No need for the sad isDone sentinel here! Since looping was an active choice (an explicit call to go), we were free simply to choose not to loop at any point, and specifically at the point where doThing had returned successfully.

The barest essentials

Sometimes we don’t even need any state at all!

 1
 2
 3
 4
 5
 6
 7
 8
 9
10
11
12
open System

let pollInfinitely<'a>
    (sleep : TimeSpan -> unit)
    (poll : unit -> 'a)
    (doThings : 'a -> unit)
    : unit
    =
    while true do
        let values = poll ()
        doThings values
        sleep (TimeSpan.FromSeconds 5.)

Or, in the shiny new world which is free of while:

 1
 2
 3
 4
 5
 6
 7
 8
 9
10
11
12
13
14
15
open System

let pollInfinitely<'a>
    (sleep : TimeSpan -> unit)
    (poll : unit -> 'a)
    (doThings : 'a -> unit)
    : unit
    =
    let rec go () =
        let values = poll ()
        doThings values
        sleep (TimeSpan.FromSeconds 5.)
        go ()

    go ()

This example looks too simple to be of any use, and maybe indeed it is; and of course in real life there is System.Timers.Timer which solves this problem better. (This is only a toy example.)

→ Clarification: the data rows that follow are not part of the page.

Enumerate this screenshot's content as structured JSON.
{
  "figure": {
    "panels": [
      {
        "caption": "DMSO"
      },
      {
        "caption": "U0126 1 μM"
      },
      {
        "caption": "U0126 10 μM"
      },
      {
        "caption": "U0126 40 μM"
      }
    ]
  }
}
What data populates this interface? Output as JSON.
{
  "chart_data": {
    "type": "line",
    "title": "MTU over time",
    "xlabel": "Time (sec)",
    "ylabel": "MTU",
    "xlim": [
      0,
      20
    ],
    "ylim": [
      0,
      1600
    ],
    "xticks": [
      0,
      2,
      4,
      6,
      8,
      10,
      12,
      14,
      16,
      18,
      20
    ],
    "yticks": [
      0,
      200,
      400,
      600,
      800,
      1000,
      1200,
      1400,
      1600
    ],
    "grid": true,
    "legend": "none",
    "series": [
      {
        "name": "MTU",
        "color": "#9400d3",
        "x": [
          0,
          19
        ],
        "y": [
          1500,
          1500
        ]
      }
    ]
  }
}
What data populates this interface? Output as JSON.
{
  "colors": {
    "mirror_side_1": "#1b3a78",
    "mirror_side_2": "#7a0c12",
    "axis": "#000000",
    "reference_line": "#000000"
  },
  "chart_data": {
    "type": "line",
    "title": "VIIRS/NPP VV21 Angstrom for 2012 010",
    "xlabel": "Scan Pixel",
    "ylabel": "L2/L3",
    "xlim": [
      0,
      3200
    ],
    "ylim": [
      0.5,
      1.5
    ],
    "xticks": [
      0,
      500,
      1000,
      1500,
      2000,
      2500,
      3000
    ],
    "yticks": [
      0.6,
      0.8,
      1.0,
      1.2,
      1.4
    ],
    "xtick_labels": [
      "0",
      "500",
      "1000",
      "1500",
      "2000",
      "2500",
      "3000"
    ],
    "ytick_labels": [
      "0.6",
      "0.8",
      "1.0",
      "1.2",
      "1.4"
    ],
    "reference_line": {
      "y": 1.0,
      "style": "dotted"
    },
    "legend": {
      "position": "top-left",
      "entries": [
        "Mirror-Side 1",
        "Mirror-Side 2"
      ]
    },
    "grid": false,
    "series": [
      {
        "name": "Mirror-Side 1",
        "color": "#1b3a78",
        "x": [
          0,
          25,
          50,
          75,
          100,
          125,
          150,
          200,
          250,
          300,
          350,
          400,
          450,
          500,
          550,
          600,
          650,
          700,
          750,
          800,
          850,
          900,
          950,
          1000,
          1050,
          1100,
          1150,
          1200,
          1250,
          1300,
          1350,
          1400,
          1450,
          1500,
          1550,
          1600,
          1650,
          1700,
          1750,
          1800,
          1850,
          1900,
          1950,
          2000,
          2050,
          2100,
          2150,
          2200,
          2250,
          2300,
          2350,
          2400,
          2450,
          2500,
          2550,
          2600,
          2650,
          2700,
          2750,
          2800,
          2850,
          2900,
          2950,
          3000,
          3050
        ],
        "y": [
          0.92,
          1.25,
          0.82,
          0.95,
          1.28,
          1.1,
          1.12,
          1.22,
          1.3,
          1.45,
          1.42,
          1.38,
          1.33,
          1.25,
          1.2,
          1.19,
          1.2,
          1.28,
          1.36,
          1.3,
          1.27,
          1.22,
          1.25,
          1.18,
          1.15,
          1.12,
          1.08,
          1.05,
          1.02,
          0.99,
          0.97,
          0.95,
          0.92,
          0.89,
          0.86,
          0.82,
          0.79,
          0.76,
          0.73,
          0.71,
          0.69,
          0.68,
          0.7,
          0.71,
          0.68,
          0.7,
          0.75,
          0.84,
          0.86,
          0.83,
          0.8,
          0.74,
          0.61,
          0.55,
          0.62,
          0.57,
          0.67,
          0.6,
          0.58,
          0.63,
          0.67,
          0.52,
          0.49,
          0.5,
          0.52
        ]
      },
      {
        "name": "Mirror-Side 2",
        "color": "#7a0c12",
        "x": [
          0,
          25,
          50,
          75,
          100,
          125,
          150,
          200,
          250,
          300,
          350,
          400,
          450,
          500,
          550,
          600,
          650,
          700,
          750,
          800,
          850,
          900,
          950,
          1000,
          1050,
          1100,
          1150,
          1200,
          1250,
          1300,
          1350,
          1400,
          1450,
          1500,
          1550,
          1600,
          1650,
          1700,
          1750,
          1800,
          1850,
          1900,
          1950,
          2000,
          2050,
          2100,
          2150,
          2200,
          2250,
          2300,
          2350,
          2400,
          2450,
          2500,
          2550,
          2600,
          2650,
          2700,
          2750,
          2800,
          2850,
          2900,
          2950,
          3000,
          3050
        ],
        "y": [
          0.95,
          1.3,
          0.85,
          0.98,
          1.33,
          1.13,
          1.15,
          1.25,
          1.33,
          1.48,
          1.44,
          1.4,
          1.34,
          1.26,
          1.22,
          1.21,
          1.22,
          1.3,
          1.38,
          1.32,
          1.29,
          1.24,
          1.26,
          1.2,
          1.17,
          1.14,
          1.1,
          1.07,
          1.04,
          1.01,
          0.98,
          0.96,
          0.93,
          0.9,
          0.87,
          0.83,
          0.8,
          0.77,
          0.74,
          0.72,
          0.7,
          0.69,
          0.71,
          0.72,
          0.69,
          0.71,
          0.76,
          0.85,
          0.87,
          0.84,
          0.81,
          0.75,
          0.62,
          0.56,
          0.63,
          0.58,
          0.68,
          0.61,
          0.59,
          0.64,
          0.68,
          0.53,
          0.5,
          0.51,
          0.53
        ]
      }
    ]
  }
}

But I would argue that once you’re familiar with the general pattern, this is a natural way to express the loop. Moreover, it is extremely extensible: if we decide we don’t actually want to loop forever, it’s trivial to add extra state by inserting it as parameters to go, and the compiler will try its best to help us use it correctly. (By contrast, with the while loop and mutable state, we are on our own: the compiler can’t know what we had in mind for the state. It will freely let us either modify the state when we didn’t want to, or fail to modify it when we did want to.)

Winding up

Though it may look very odd at first sight, it soon becomes quite natural to think about loops in this recursive way. It allows you to express more of the problem in the type system, helping the compiler to point out when you’ve done things like “adding a new piece of state but forgetting to use it everywhere you wanted it”. It also makes the act of looping into a conscious choice at each stage; if you’ve ever longed for the good old days of goto to break out of loops, this actually gives you back something of that flavour, but much more safe!

Making the loop state immutable makes it easier to reason about the invariants and behaviour of the loop, and helps you write safer programs fast.